In sampling-based Bayesian models of brain function, neural activities are assumed to be samples from probability distributions that the brain uses for probabilistic computation. However, a comprehensive understanding of how mechanistic models of neural dynamics can sample from arbitrary distributions is still lacking. We use tools from functional analysis and stochastic differential equations to explore the minimum architectural requirements for $\textit{recurrent}$ neural circuits to sample from complex distributions. We first consider the traditional sampling model consisting of a network of neurons whose outputs directly represent the samples (sampler-only network). We argue that synaptic current and firing-rate dynamics in the traditional model have limited capacity to sample from a complex probability distribution. We show that the firing rate dynamics of a recurrent neural circuit with a separate set of output units can sample from an arbitrary probability distribution. We call such circuits reservoir-sampler networks (RSNs). We propose an efficient training procedure based on denoising score matching that finds recurrent and output weights such that the RSN implements Langevin sampling. We empirically demonstrate our model's ability to sample from several complex data distributions using the proposed neural dynamics and discuss its applicability to developing the next generation of sampling-based brain models.

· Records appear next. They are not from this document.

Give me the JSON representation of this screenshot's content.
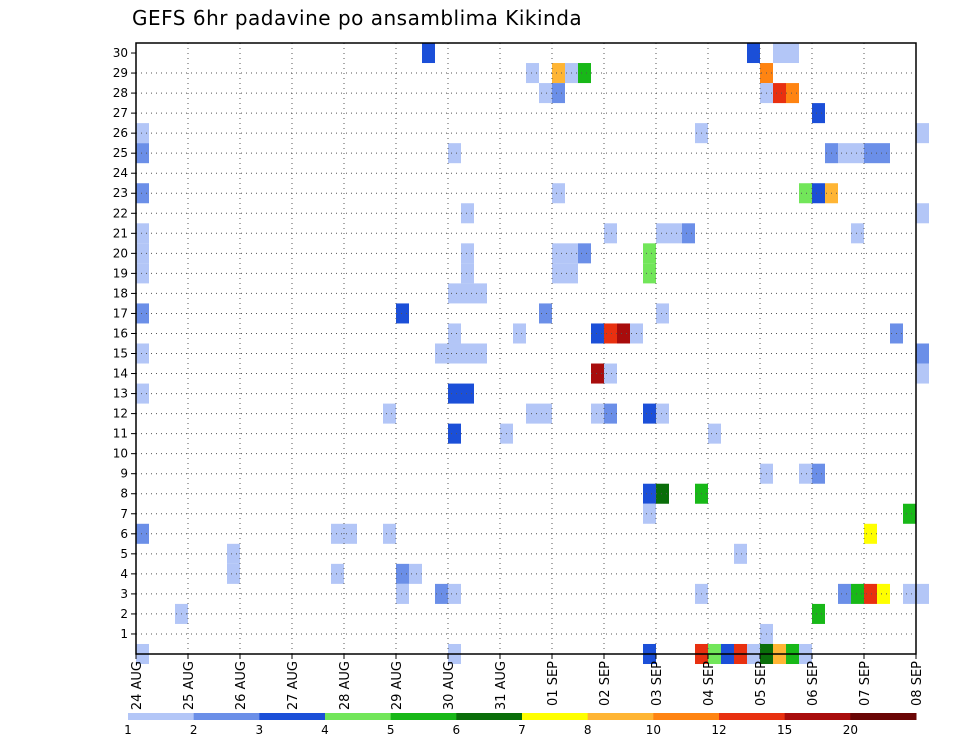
{
  "chart_data": {
    "type": "heatmap",
    "title": "GEFS 6hr padavine po ansamblima Kikinda",
    "xlabel": "",
    "ylabel": "",
    "x_ticks": [
      "24 AUG",
      "25 AUG",
      "26 AUG",
      "27 AUG",
      "28 AUG",
      "29 AUG",
      "30 AUG",
      "31 AUG",
      "01 SEP",
      "02 SEP",
      "03 SEP",
      "04 SEP",
      "05 SEP",
      "06 SEP",
      "07 SEP",
      "08 SEP"
    ],
    "y_ticks": [
      1,
      2,
      3,
      4,
      5,
      6,
      7,
      8,
      9,
      10,
      11,
      12,
      13,
      14,
      15,
      16,
      17,
      18,
      19,
      20,
      21,
      22,
      23,
      24,
      25,
      26,
      27,
      28,
      29,
      30
    ],
    "y_range": [
      0,
      30
    ],
    "grid": "dotted",
    "colorbar": {
      "labels": [
        "1",
        "2",
        "3",
        "4",
        "5",
        "6",
        "7",
        "8",
        "10",
        "12",
        "15",
        "20"
      ],
      "colors": [
        "#b3c6f7",
        "#6b8fe8",
        "#1b4fd8",
        "#72e65a",
        "#18b818",
        "#0a6e0a",
        "#ffff00",
        "#ffb534",
        "#ff8412",
        "#e83010",
        "#a80c0c",
        "#6a0606"
      ]
    },
    "cells_note": "each cell: date (day, hour UTC), ensemble member, 6-hour precipitation category (1-12 = colorbar bins)",
    "cells": [
      {
        "date": "29 AUG 12Z",
        "member": 30,
        "category": 3
      },
      {
        "date": "04 SEP 18Z",
        "member": 30,
        "category": 3
      },
      {
        "date": "05 SEP 06Z",
        "member": 30,
        "category": 1
      },
      {
        "date": "05 SEP 12Z",
        "member": 30,
        "category": 1
      },
      {
        "date": "31 AUG 12Z",
        "member": 29,
        "category": 1
      },
      {
        "date": "01 SEP 00Z",
        "member": 29,
        "category": 8
      },
      {
        "date": "01 SEP 06Z",
        "member": 29,
        "category": 1
      },
      {
        "date": "01 SEP 12Z",
        "member": 29,
        "category": 5
      },
      {
        "date": "05 SEP 00Z",
        "member": 29,
        "category": 9
      },
      {
        "date": "31 AUG 18Z",
        "member": 28,
        "category": 1
      },
      {
        "date": "01 SEP 00Z",
        "member": 28,
        "category": 2
      },
      {
        "date": "05 SEP 00Z",
        "member": 28,
        "category": 1
      },
      {
        "date": "05 SEP 06Z",
        "member": 28,
        "category": 10
      },
      {
        "date": "05 SEP 12Z",
        "member": 28,
        "category": 9
      },
      {
        "date": "06 SEP 00Z",
        "member": 27,
        "category": 3
      },
      {
        "date": "24 AUG 00Z",
        "member": 26,
        "category": 1
      },
      {
        "date": "03 SEP 18Z",
        "member": 26,
        "category": 1
      },
      {
        "date": "08 SEP 00Z",
        "member": 26,
        "category": 1
      },
      {
        "date": "24 AUG 00Z",
        "member": 25,
        "category": 2
      },
      {
        "date": "30 AUG 00Z",
        "member": 25,
        "category": 1
      },
      {
        "date": "06 SEP 06Z",
        "member": 25,
        "category": 2
      },
      {
        "date": "06 SEP 12Z",
        "member": 25,
        "category": 1
      },
      {
        "date": "06 SEP 18Z",
        "member": 25,
        "category": 1
      },
      {
        "date": "07 SEP 00Z",
        "member": 25,
        "category": 2
      },
      {
        "date": "07 SEP 06Z",
        "member": 25,
        "category": 2
      },
      {
        "date": "24 AUG 00Z",
        "member": 23,
        "category": 2
      },
      {
        "date": "01 SEP 00Z",
        "member": 23,
        "category": 1
      },
      {
        "date": "05 SEP 18Z",
        "member": 23,
        "category": 4
      },
      {
        "date": "06 SEP 00Z",
        "member": 23,
        "category": 3
      },
      {
        "date": "06 SEP 06Z",
        "member": 23,
        "category": 8
      },
      {
        "date": "30 AUG 06Z",
        "member": 22,
        "category": 1
      },
      {
        "date": "08 SEP 00Z",
        "member": 22,
        "category": 1
      },
      {
        "date": "24 AUG 00Z",
        "member": 21,
        "category": 1
      },
      {
        "date": "02 SEP 00Z",
        "member": 21,
        "category": 1
      },
      {
        "date": "03 SEP 00Z",
        "member": 21,
        "category": 1
      },
      {
        "date": "03 SEP 06Z",
        "member": 21,
        "category": 1
      },
      {
        "date": "03 SEP 12Z",
        "member": 21,
        "category": 2
      },
      {
        "date": "06 SEP 18Z",
        "member": 21,
        "category": 1
      },
      {
        "date": "24 AUG 00Z",
        "member": 20,
        "category": 1
      },
      {
        "date": "30 AUG 06Z",
        "member": 20,
        "category": 1
      },
      {
        "date": "01 SEP 00Z",
        "member": 20,
        "category": 1
      },
      {
        "date": "01 SEP 06Z",
        "member": 20,
        "category": 1
      },
      {
        "date": "01 SEP 12Z",
        "member": 20,
        "category": 2
      },
      {
        "date": "02 SEP 18Z",
        "member": 20,
        "category": 4
      },
      {
        "date": "24 AUG 00Z",
        "member": 19,
        "category": 1
      },
      {
        "date": "30 AUG 06Z",
        "member": 19,
        "category": 1
      },
      {
        "date": "01 SEP 00Z",
        "member": 19,
        "category": 1
      },
      {
        "date": "01 SEP 06Z",
        "member": 19,
        "category": 1
      },
      {
        "date": "02 SEP 18Z",
        "member": 19,
        "category": 4
      },
      {
        "date": "30 AUG 00Z",
        "member": 18,
        "category": 1
      },
      {
        "date": "30 AUG 06Z",
        "member": 18,
        "category": 1
      },
      {
        "date": "30 AUG 12Z",
        "member": 18,
        "category": 1
      },
      {
        "date": "24 AUG 00Z",
        "member": 17,
        "category": 2
      },
      {
        "date": "29 AUG 00Z",
        "member": 17,
        "category": 3
      },
      {
        "date": "31 AUG 18Z",
        "member": 17,
        "category": 2
      },
      {
        "date": "03 SEP 00Z",
        "member": 17,
        "category": 1
      },
      {
        "date": "30 AUG 00Z",
        "member": 16,
        "category": 1
      },
      {
        "date": "31 AUG 06Z",
        "member": 16,
        "category": 1
      },
      {
        "date": "01 SEP 18Z",
        "member": 16,
        "category": 3
      },
      {
        "date": "02 SEP 00Z",
        "member": 16,
        "category": 10
      },
      {
        "date": "02 SEP 06Z",
        "member": 16,
        "category": 11
      },
      {
        "date": "02 SEP 12Z",
        "member": 16,
        "category": 1
      },
      {
        "date": "07 SEP 12Z",
        "member": 16,
        "category": 2
      },
      {
        "date": "24 AUG 00Z",
        "member": 15,
        "category": 1
      },
      {
        "date": "29 AUG 18Z",
        "member": 15,
        "category": 1
      },
      {
        "date": "30 AUG 00Z",
        "member": 15,
        "category": 1
      },
      {
        "date": "30 AUG 06Z",
        "member": 15,
        "category": 1
      },
      {
        "date": "30 AUG 12Z",
        "member": 15,
        "category": 1
      },
      {
        "date": "08 SEP 00Z",
        "member": 15,
        "category": 2
      },
      {
        "date": "01 SEP 18Z",
        "member": 14,
        "category": 11
      },
      {
        "date": "02 SEP 00Z",
        "member": 14,
        "category": 1
      },
      {
        "date": "08 SEP 00Z",
        "member": 14,
        "category": 1
      },
      {
        "date": "24 AUG 00Z",
        "member": 13,
        "category": 1
      },
      {
        "date": "30 AUG 00Z",
        "member": 13,
        "category": 3
      },
      {
        "date": "30 AUG 06Z",
        "member": 13,
        "category": 3
      },
      {
        "date": "28 AUG 18Z",
        "member": 12,
        "category": 1
      },
      {
        "date": "31 AUG 12Z",
        "member": 12,
        "category": 1
      },
      {
        "date": "31 AUG 18Z",
        "member": 12,
        "category": 1
      },
      {
        "date": "01 SEP 18Z",
        "member": 12,
        "category": 1
      },
      {
        "date": "02 SEP 00Z",
        "member": 12,
        "category": 2
      },
      {
        "date": "02 SEP 18Z",
        "member": 12,
        "category": 3
      },
      {
        "date": "03 SEP 00Z",
        "member": 12,
        "category": 1
      },
      {
        "date": "30 AUG 00Z",
        "member": 11,
        "category": 3
      },
      {
        "date": "31 AUG 00Z",
        "member": 11,
        "category": 1
      },
      {
        "date": "04 SEP 00Z",
        "member": 11,
        "category": 1
      },
      {
        "date": "05 SEP 00Z",
        "member": 9,
        "category": 1
      },
      {
        "date": "05 SEP 18Z",
        "member": 9,
        "category": 1
      },
      {
        "date": "06 SEP 00Z",
        "member": 9,
        "category": 2
      },
      {
        "date": "02 SEP 18Z",
        "member": 8,
        "category": 3
      },
      {
        "date": "03 SEP 00Z",
        "member": 8,
        "category": 6
      },
      {
        "date": "03 SEP 18Z",
        "member": 8,
        "category": 5
      },
      {
        "date": "02 SEP 18Z",
        "member": 7,
        "category": 1
      },
      {
        "date": "07 SEP 18Z",
        "member": 7,
        "category": 5
      },
      {
        "date": "24 AUG 00Z",
        "member": 6,
        "category": 2
      },
      {
        "date": "27 AUG 18Z",
        "member": 6,
        "category": 1
      },
      {
        "date": "28 AUG 00Z",
        "member": 6,
        "category": 1
      },
      {
        "date": "28 AUG 18Z",
        "member": 6,
        "category": 1
      },
      {
        "date": "07 SEP 00Z",
        "member": 6,
        "category": 7
      },
      {
        "date": "25 AUG 18Z",
        "member": 5,
        "category": 1
      },
      {
        "date": "04 SEP 12Z",
        "member": 5,
        "category": 1
      },
      {
        "date": "25 AUG 18Z",
        "member": 4,
        "category": 1
      },
      {
        "date": "27 AUG 18Z",
        "member": 4,
        "category": 1
      },
      {
        "date": "29 AUG 00Z",
        "member": 4,
        "category": 2
      },
      {
        "date": "29 AUG 06Z",
        "member": 4,
        "category": 1
      },
      {
        "date": "29 AUG 00Z",
        "member": 3,
        "category": 1
      },
      {
        "date": "29 AUG 18Z",
        "member": 3,
        "category": 2
      },
      {
        "date": "30 AUG 00Z",
        "member": 3,
        "category": 1
      },
      {
        "date": "03 SEP 18Z",
        "member": 3,
        "category": 1
      },
      {
        "date": "06 SEP 12Z",
        "member": 3,
        "category": 2
      },
      {
        "date": "06 SEP 18Z",
        "member": 3,
        "category": 5
      },
      {
        "date": "07 SEP 00Z",
        "member": 3,
        "category": 10
      },
      {
        "date": "07 SEP 06Z",
        "member": 3,
        "category": 7
      },
      {
        "date": "07 SEP 18Z",
        "member": 3,
        "category": 1
      },
      {
        "date": "08 SEP 00Z",
        "member": 3,
        "category": 1
      },
      {
        "date": "24 AUG 18Z",
        "member": 2,
        "category": 1
      },
      {
        "date": "06 SEP 00Z",
        "member": 2,
        "category": 5
      },
      {
        "date": "05 SEP 00Z",
        "member": 1,
        "category": 1
      },
      {
        "date": "24 AUG 00Z",
        "member": 0,
        "category": 1
      },
      {
        "date": "30 AUG 00Z",
        "member": 0,
        "category": 1
      },
      {
        "date": "02 SEP 18Z",
        "member": 0,
        "category": 3
      },
      {
        "date": "03 SEP 18Z",
        "member": 0,
        "category": 10
      },
      {
        "date": "04 SEP 00Z",
        "member": 0,
        "category": 4
      },
      {
        "date": "04 SEP 06Z",
        "member": 0,
        "category": 3
      },
      {
        "date": "04 SEP 12Z",
        "member": 0,
        "category": 10
      },
      {
        "date": "04 SEP 18Z",
        "member": 0,
        "category": 1
      },
      {
        "date": "05 SEP 00Z",
        "member": 0,
        "category": 6
      },
      {
        "date": "05 SEP 06Z",
        "member": 0,
        "category": 8
      },
      {
        "date": "05 SEP 12Z",
        "member": 0,
        "category": 5
      },
      {
        "date": "05 SEP 18Z",
        "member": 0,
        "category": 1
      }
    ]
  }
}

翻译：在基于采样的脑功能贝叶斯模型中，神经活动被视为大脑用于概率计算的概率分布样本。然而，目前仍缺乏对神经动力学机制模型如何从任意分布中采样的全面理解。我们利用泛函分析和随机微分方程工具，探究递归神经回路从复杂分布中采样的最小架构需求。首先考虑由神经元输出直接代表样本的传统采样模型（纯采样网络）。我们论证传统模型中突触电流和发放率动力学在从复杂概率分布采样时存在能力局限。研究表明，具有独立输出单元的递归神经回路发放率动力学能够从任意概率分布中采样。我们将此类回路称为储层采样器网络（RSN）。我们提出一种基于去噪分数匹配的高效训练方法，通过确定递归权重与输出权重使RSN实现朗之万采样。通过实证验证，该模型能利用所提出的神经动力学从多种复杂数据分布中采样，并讨论了其对于开发下一代基于采样的脑模型的适用性。